Cool it 1/2 hour further in the fridge, Serve with warm pitta, it will blacken slightly but that does not affect the taste.

Pain bagnat at the beach

I went to the "O2" formerly known as the dome. Well, call me party-Popper but I think that "the beach" is the reflection of a very sad state of affairs.
I do not object to the concept: indoor-beach: bizarre but why not; man-made complete with lights imitation, sun for the day, moon in the evening : good; free entertainment for kids and grown ups : excellent.
What I do not like AT ALL is the distortion of simple pleasures, beach but no water, beach but no weather, beach but only certain prescribed activities (please, let's make sure that we all do the same at the same time, here is a timetable) at that point, I have got to say NO that is NO beach.

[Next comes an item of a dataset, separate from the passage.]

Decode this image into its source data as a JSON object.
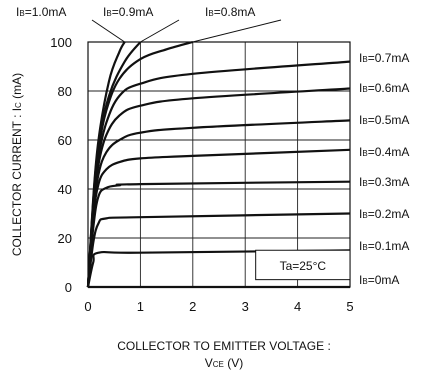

Have the organisers given a thought about the wonders of the fresh salted air that make your skin crispy and itchy, the sand in your food, the endless hours spent doing nothing or nothing much, that for me is a beach so on that "moany"-note, I leave you with the sound of the crickets, find a bit a open space (balcony will do) & try the following recipe.

Pain bagnat
It is said that this sandwich was originally invented for the "boules" players in Nice, the flavours combine and seep in the bread while it is being weight down, it can also be made a day in advance.
make 4
1 French bread (baguette), white bread rolls can be used too
olive oil
can of tuna
3 tomatoes sliced
1 hard boiled egg
red or green pepper finely sliced
few spring onions or small white ones
pitted black olives (optional) could use olive paste
  • Slice the bread length-wise
  • brush the olive oil on the inside
  • sprinkle basil
  • spread the rest of the ingredients
  • wrap in cling film
  • weight it down with a chopping board for as long as possible
  • unwrap and cut large slices.
Sue gave me a recipe of a picnic loaf which works on the same weighting down principle using: ciabatta, olive oil, pesto, sliced mozzarella, feta cheese, rocket, fresh or sun dried tomatoes.